Culp keyed on the fact that in early CID statements, the woman stated remembering kissing Fleming.

“I couldn’t have said that, sir,” she replied to repeated questions.

Under Culp’s questioning, she also stated that while passed out her attempts at saying “no” might have been mistaken for a “moaning sound.”

CID agent James Carsten, who interviewed Fleming, said the sergeant told him the woman kissed him first. She took off her own shirt, Fleming told CID, and took off her bra.

Defense attorneys also called Greg Barisich, director of the Alcohol Treatment Center at the 121st Medical Hospital, to testify as an expert of alcohol-induced amnesia.

Barisich said such blackouts are different from passing out. Passing out, he said, is the body going to sleep.

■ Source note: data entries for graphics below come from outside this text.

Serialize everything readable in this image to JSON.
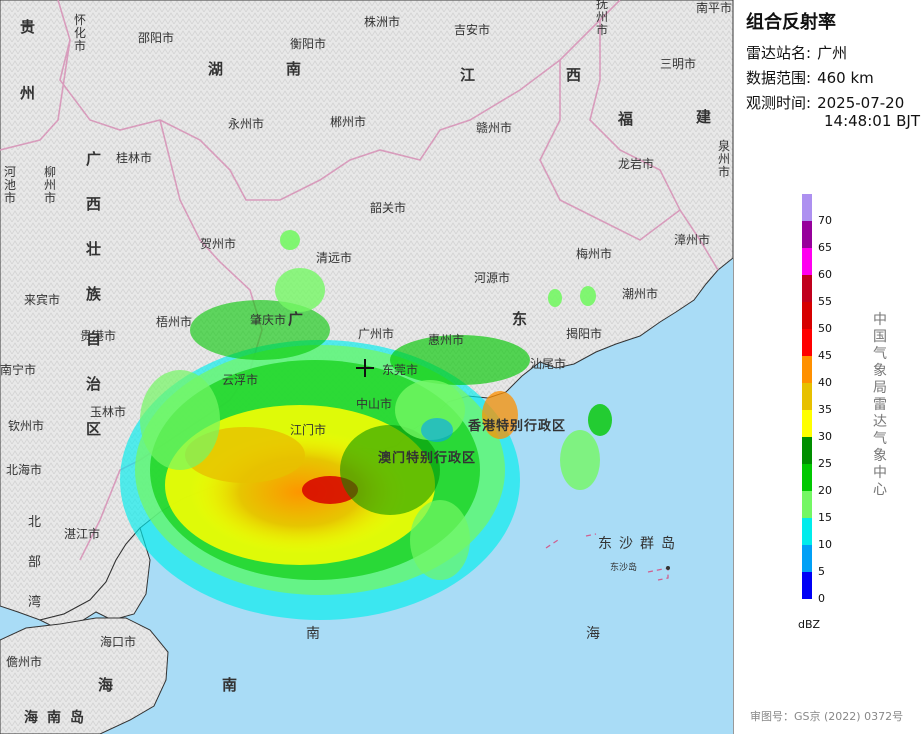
{
  "panel": {
    "title": "组合反射率",
    "station_label": "雷达站名:",
    "station_value": "广州",
    "range_label": "数据范围:",
    "range_value": "460 km",
    "time_label": "观测时间:",
    "time_date": "2025-07-20",
    "time_clock": "14:48:01 BJT",
    "unit": "dBZ",
    "vertical_text": "中国气象局雷达气象中心",
    "approval": "审图号：GS京 (2022) 0372号"
  },
  "legend": {
    "ticks": [
      "70",
      "65",
      "60",
      "55",
      "50",
      "45",
      "40",
      "35",
      "30",
      "25",
      "20",
      "15",
      "10",
      "5",
      "0"
    ],
    "colors": [
      "#ad90f0",
      "#96009b",
      "#ff00f0",
      "#c0001d",
      "#d60000",
      "#ff0000",
      "#ff9000",
      "#e7c000",
      "#ffff00",
      "#008e00",
      "#01c801",
      "#74f764",
      "#00ecec",
      "#01a0f6",
      "#0000f6"
    ]
  },
  "map": {
    "colors": {
      "sea": "#a9dcf6",
      "land": "#e9e9e9",
      "border": "#d89cbc",
      "coast": "#333333"
    },
    "provinces": [
      "贵州",
      "湖南",
      "江西",
      "福建",
      "广西壮族自治区",
      "广东",
      "海南岛"
    ],
    "seas": [
      "北部湾",
      "南海"
    ],
    "cities": [
      "怀化市",
      "邵阳市",
      "衡阳市",
      "株洲市",
      "吉安市",
      "抚州市",
      "南平市",
      "三明市",
      "永州市",
      "郴州市",
      "赣州市",
      "桂林市",
      "龙岩市",
      "泉州市",
      "柳州市",
      "河池市",
      "韶关市",
      "贺州市",
      "清远市",
      "梅州市",
      "漳州市",
      "河源市",
      "潮州市",
      "来宾市",
      "梧州市",
      "肇庆市",
      "广州市",
      "揭阳市",
      "贵港市",
      "南宁市",
      "惠州市",
      "汕尾市",
      "云浮市",
      "东莞市",
      "玉林市",
      "中山市",
      "钦州市",
      "江门市",
      "北海市",
      "湛江市",
      "海口市",
      "儋州市"
    ],
    "regions": [
      "香港特别行政区",
      "澳门特别行政区"
    ],
    "islands": [
      "东沙群岛",
      "东沙岛"
    ],
    "station_marker": "crosshair",
    "station": "广州"
  }
}
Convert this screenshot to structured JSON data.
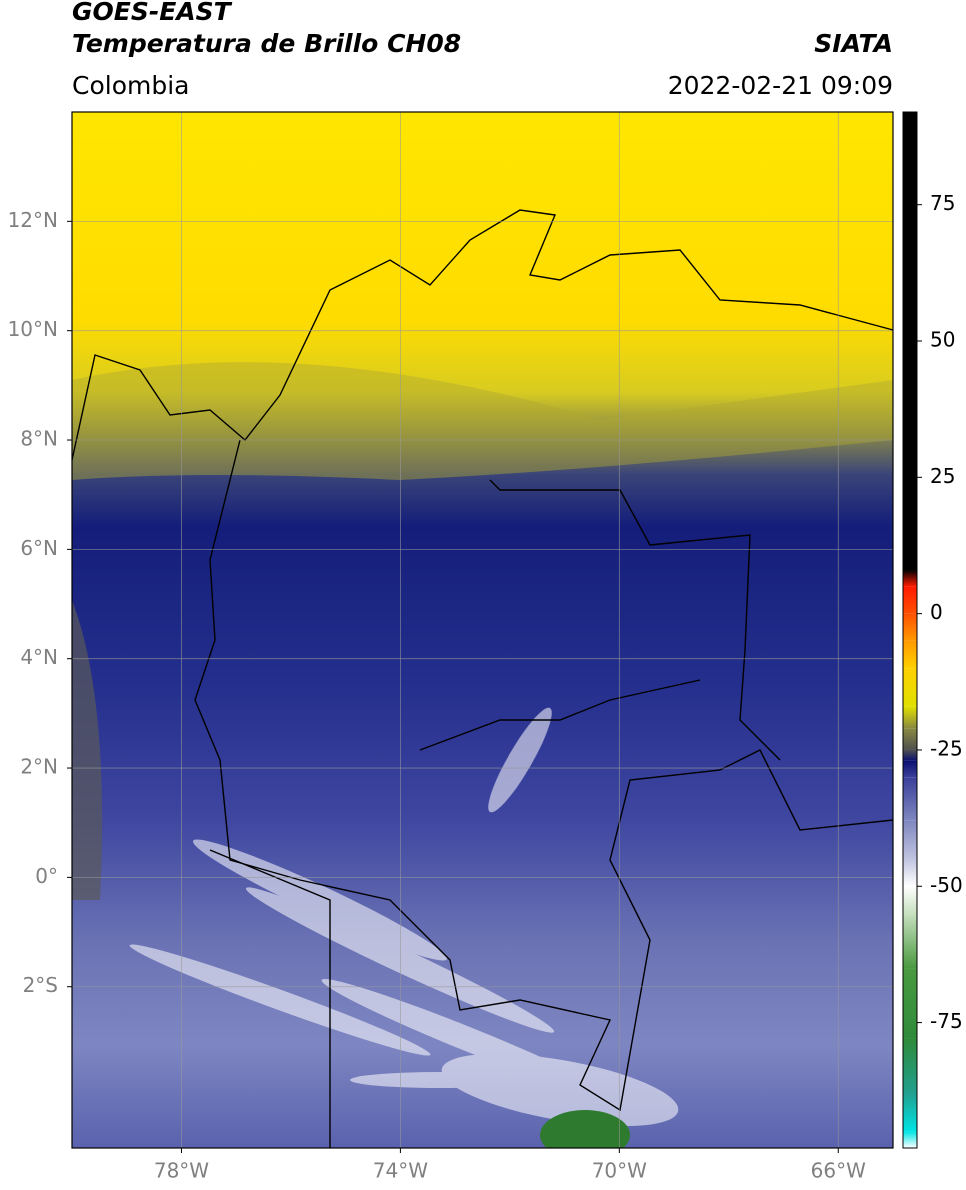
{
  "header": {
    "title": "GOES-EAST",
    "subtitle": "Temperatura de Brillo CH08",
    "source": "SIATA",
    "region": "Colombia",
    "datetime": "2022-02-21 09:09"
  },
  "map": {
    "xlim": [
      -80,
      -65
    ],
    "ylim": [
      -4.95,
      14
    ],
    "grid": true,
    "xticks": [
      {
        "value": -78,
        "label": "78°W"
      },
      {
        "value": -74,
        "label": "74°W"
      },
      {
        "value": -70,
        "label": "70°W"
      },
      {
        "value": -66,
        "label": "66°W"
      }
    ],
    "yticks": [
      {
        "value": 12,
        "label": "12°N"
      },
      {
        "value": 10,
        "label": "10°N"
      },
      {
        "value": 8,
        "label": "8°N"
      },
      {
        "value": 6,
        "label": "6°N"
      },
      {
        "value": 4,
        "label": "4°N"
      },
      {
        "value": 2,
        "label": "2°N"
      },
      {
        "value": 0,
        "label": "0°"
      },
      {
        "value": -2,
        "label": "2°S"
      }
    ]
  },
  "colorbar": {
    "clim": [
      -98,
      92
    ],
    "ticks": [
      75,
      50,
      25,
      0,
      -25,
      -50,
      -75
    ],
    "colormap": [
      {
        "value": -98,
        "color": "#ffffff"
      },
      {
        "value": -95,
        "color": "#00e5e5"
      },
      {
        "value": -88,
        "color": "#20a090"
      },
      {
        "value": -78,
        "color": "#2e8b3a"
      },
      {
        "value": -65,
        "color": "#4a9a40"
      },
      {
        "value": -55,
        "color": "#c8e0c0"
      },
      {
        "value": -50,
        "color": "#ffffff"
      },
      {
        "value": -45,
        "color": "#c0c4e0"
      },
      {
        "value": -38,
        "color": "#8088c0"
      },
      {
        "value": -30,
        "color": "#3a3f9a"
      },
      {
        "value": -27,
        "color": "#0a1070"
      },
      {
        "value": -25,
        "color": "#505050"
      },
      {
        "value": -21,
        "color": "#8a8a40"
      },
      {
        "value": -17,
        "color": "#e0e000"
      },
      {
        "value": -10,
        "color": "#ffd000"
      },
      {
        "value": -5,
        "color": "#ff9a00"
      },
      {
        "value": 0,
        "color": "#ff5000"
      },
      {
        "value": 5,
        "color": "#ff1a00"
      },
      {
        "value": 8,
        "color": "#000000"
      }
    ]
  }
}
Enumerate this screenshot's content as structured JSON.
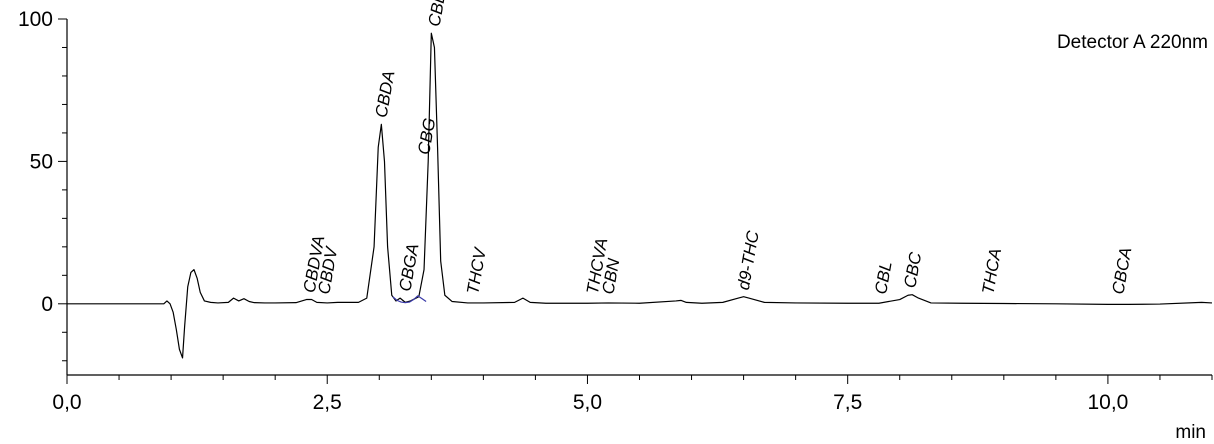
{
  "chart_data": {
    "type": "line",
    "title": "",
    "detector_label": "Detector A 220nm",
    "xlabel": "min",
    "ylabel": "",
    "xlim": [
      0,
      11.0
    ],
    "ylim": [
      -25,
      100
    ],
    "x_ticks": [
      {
        "value": 0,
        "label": "0,0"
      },
      {
        "value": 2.5,
        "label": "2,5"
      },
      {
        "value": 5.0,
        "label": "5,0"
      },
      {
        "value": 7.5,
        "label": "7,5"
      },
      {
        "value": 10.0,
        "label": "10,0"
      }
    ],
    "y_ticks": [
      {
        "value": 0,
        "label": "0"
      },
      {
        "value": 50,
        "label": "50"
      },
      {
        "value": 100,
        "label": "100"
      }
    ],
    "grid": false,
    "series": [
      {
        "color": "#000000",
        "x": [
          0.0,
          0.93,
          0.96,
          0.99,
          1.02,
          1.05,
          1.08,
          1.11,
          1.13,
          1.16,
          1.19,
          1.22,
          1.25,
          1.28,
          1.32,
          1.38,
          1.45,
          1.55,
          1.6,
          1.65,
          1.7,
          1.75,
          1.8,
          1.9,
          2.0,
          2.2,
          2.3,
          2.35,
          2.4,
          2.5,
          2.6,
          2.8,
          2.88,
          2.95,
          2.99,
          3.02,
          3.05,
          3.08,
          3.12,
          3.16,
          3.2,
          3.25,
          3.3,
          3.38,
          3.43,
          3.47,
          3.5,
          3.53,
          3.56,
          3.59,
          3.63,
          3.7,
          3.85,
          4.0,
          4.3,
          4.38,
          4.45,
          4.6,
          5.0,
          5.2,
          5.5,
          5.85,
          5.9,
          5.95,
          6.1,
          6.3,
          6.45,
          6.5,
          6.55,
          6.7,
          7.0,
          7.5,
          7.8,
          8.0,
          8.08,
          8.12,
          8.18,
          8.3,
          8.6,
          9.0,
          9.5,
          10.0,
          10.1,
          10.2,
          10.5,
          10.9,
          11.0
        ],
        "y": [
          0,
          0,
          1,
          0,
          -3,
          -9,
          -16,
          -19,
          -8,
          6,
          11,
          12,
          9,
          4,
          1,
          0.5,
          0.3,
          0.5,
          2,
          1,
          1.8,
          0.8,
          0.4,
          0.3,
          0.3,
          0.4,
          1.5,
          1.5,
          0.5,
          0.3,
          0.5,
          0.5,
          2,
          20,
          55,
          63,
          50,
          20,
          3,
          1,
          2,
          0.5,
          1,
          2.5,
          12,
          50,
          95,
          90,
          55,
          15,
          3,
          0.8,
          0.3,
          0.3,
          0.5,
          2,
          0.5,
          0.2,
          0.2,
          0.3,
          0.2,
          1,
          1.2,
          0.5,
          0.2,
          0.5,
          2,
          2.5,
          2,
          0.5,
          0.3,
          0.2,
          0.2,
          1.5,
          3,
          3.2,
          2,
          0.3,
          0.2,
          0.1,
          0,
          -0.2,
          -0.2,
          -0.2,
          -0.1,
          0.5,
          0.3
        ]
      },
      {
        "color": "#3a3aa8",
        "x": [
          3.13,
          3.17,
          3.21,
          3.25,
          3.29,
          3.33,
          3.37,
          3.41,
          3.45
        ],
        "y": [
          2.5,
          1.2,
          0.6,
          0.4,
          0.6,
          1.5,
          2.8,
          1.8,
          0.8
        ]
      }
    ],
    "peaks": [
      {
        "name": "CBDVA",
        "x": 2.33
      },
      {
        "name": "CBDV",
        "x": 2.47
      },
      {
        "name": "CBDA",
        "x": 3.02
      },
      {
        "name": "CBGA",
        "x": 3.25
      },
      {
        "name": "CBG",
        "x": 3.43
      },
      {
        "name": "CBD",
        "x": 3.53
      },
      {
        "name": "THCV",
        "x": 3.9
      },
      {
        "name": "THCVA",
        "x": 5.05
      },
      {
        "name": "CBN",
        "x": 5.2
      },
      {
        "name": "d9-THC",
        "x": 6.5
      },
      {
        "name": "CBL",
        "x": 7.82
      },
      {
        "name": "CBC",
        "x": 8.1
      },
      {
        "name": "THCA",
        "x": 8.85
      },
      {
        "name": "CBCA",
        "x": 10.1
      }
    ]
  }
}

During blackouts, however, people are still walking, talking or even drinking — but they don’t remember the events.

When asked if someone could give a knowing consent, he replied “it would probably be unlikely.”

He did say that after a period of time, someone might be able to regain some memories from a blackout.

Evelyn Ridgley, from the U.S. Army Criminal Investigative Lab, stated in a letter to the court that on items sent to her for testing, including pants, a blanket and pieces of the woman’s mattress, Ridgley found no DNA that conclusively matched Fleming’s.